Where this outcome is most comprehensively achieved is in a perfectly competitive market. While no such market exists in our world, the closest thing is eBay. eBay has a wide range of products and an even wider range of consumers willing to buy them. By listing something for auction on eBay, you can, in real-time, see what the market equilibrium price for that thing is. In the case of a single item, the equilibrium price will just be whatever the highest bidder is willing to pay, so long as it is above the price the seller is willing to sell it for (but realistically this would not be an issue as the minimum price the seller is willing to sell for is usually the price that they start the bidding at). When multiple of the same item is on offer, the equilibrium price is lower. If there are ten items, the equilibrium will be what the tenth most wanting person is willing to pay, for twenty items, it will be the twentieth person’s top price, and so on.

This goal of microeconomics is illustrated very well in Adam Smith’s diamond-water paradox. Simply put, seeing as water is required for survival, why is it priced lower than diamonds. You can live perfectly fine without diamonds. The answer is supply. Sure, people cannot live without water, but the supply of water has always outstripped its demand. Diamonds, on the other hand, are demanded in larger numbers than they are in supply for. Through the interactions of numerous actors in the market, prices for these goods come to an equilibrium.

When is Price not the Answer?

Price is usually the answer and is the natural state of things (in a competitive environment), but in our modern society, other systems are sometimes employed to determine who gets the product (the third question posed).

The first way this can be done is through a “line”. Think about tickets to a concert, or Apple’s new iPhone release, or the release of a Nike x Travis Scott pair of Jordans. The price that these are sold for is well below nth person’s top price for n products. This is done for various reasons (building hype/exclusivity usually). These companies could go and charge thousands of dollars for the product, but they don’t, and as such “lines” form, although these are often online nowadays. Interesting to note, these lines are often filled with people who are going to turn around and sell them at a higher price – the true equilibrium price.

A second way price can be avoided as a determining factor is through external interaction on demand and supply, usually by a government.
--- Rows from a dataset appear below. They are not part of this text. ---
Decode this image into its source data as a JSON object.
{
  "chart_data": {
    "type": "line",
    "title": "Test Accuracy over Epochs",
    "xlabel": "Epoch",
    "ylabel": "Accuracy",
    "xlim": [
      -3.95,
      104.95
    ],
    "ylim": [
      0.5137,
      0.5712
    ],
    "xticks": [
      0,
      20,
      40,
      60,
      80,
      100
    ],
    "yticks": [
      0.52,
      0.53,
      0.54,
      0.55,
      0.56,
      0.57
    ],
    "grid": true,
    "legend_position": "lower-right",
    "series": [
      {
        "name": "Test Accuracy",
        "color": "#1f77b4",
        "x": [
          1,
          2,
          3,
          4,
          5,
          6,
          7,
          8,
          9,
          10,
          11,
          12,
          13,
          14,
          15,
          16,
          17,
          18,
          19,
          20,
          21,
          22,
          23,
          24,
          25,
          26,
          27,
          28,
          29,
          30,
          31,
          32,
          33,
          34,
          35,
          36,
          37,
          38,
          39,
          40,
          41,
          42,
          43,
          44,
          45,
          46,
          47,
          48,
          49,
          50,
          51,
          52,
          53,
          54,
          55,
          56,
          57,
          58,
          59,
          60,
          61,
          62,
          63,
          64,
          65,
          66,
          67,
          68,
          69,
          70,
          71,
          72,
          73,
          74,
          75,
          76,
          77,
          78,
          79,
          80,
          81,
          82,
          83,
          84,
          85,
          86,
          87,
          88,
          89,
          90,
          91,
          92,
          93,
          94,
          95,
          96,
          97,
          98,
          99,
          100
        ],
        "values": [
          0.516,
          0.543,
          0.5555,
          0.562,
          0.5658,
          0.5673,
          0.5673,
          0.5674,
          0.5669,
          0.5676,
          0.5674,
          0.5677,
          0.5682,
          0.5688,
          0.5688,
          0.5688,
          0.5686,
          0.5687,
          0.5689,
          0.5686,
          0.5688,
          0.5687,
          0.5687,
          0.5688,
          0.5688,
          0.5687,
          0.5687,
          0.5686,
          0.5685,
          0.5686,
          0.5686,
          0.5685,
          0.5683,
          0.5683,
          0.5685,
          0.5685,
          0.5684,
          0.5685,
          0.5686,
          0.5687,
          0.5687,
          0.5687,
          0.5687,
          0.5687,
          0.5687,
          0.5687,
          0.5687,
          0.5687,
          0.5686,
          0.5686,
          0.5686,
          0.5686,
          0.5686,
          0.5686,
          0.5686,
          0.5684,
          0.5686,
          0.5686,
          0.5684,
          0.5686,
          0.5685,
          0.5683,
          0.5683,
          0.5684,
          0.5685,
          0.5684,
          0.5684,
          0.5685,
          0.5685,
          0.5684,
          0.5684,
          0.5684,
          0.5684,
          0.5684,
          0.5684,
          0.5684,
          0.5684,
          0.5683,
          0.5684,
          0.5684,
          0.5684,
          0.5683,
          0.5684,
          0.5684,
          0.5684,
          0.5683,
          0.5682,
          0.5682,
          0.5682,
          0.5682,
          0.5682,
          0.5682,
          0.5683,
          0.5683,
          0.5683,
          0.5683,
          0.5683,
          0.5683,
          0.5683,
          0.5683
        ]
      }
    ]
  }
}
For one reason or another, in many countries, healthcare is free. This is due to the prevailing, normative idea in those countries, that those who should get healthcare is not those who can afford it, but those who need it most. In these situations, who gets it is a product of need not price.


Microeconomics aims to decipher the inner workings of markets and analyze why people do how they do, but through the lens of incentives, not psychology (see our articles on behavioural economics). By enriching our understanding of price, supply, demand, and equilibrium, basic microeconomic theory provides a diving board, from which we can enter a deeper study of economics.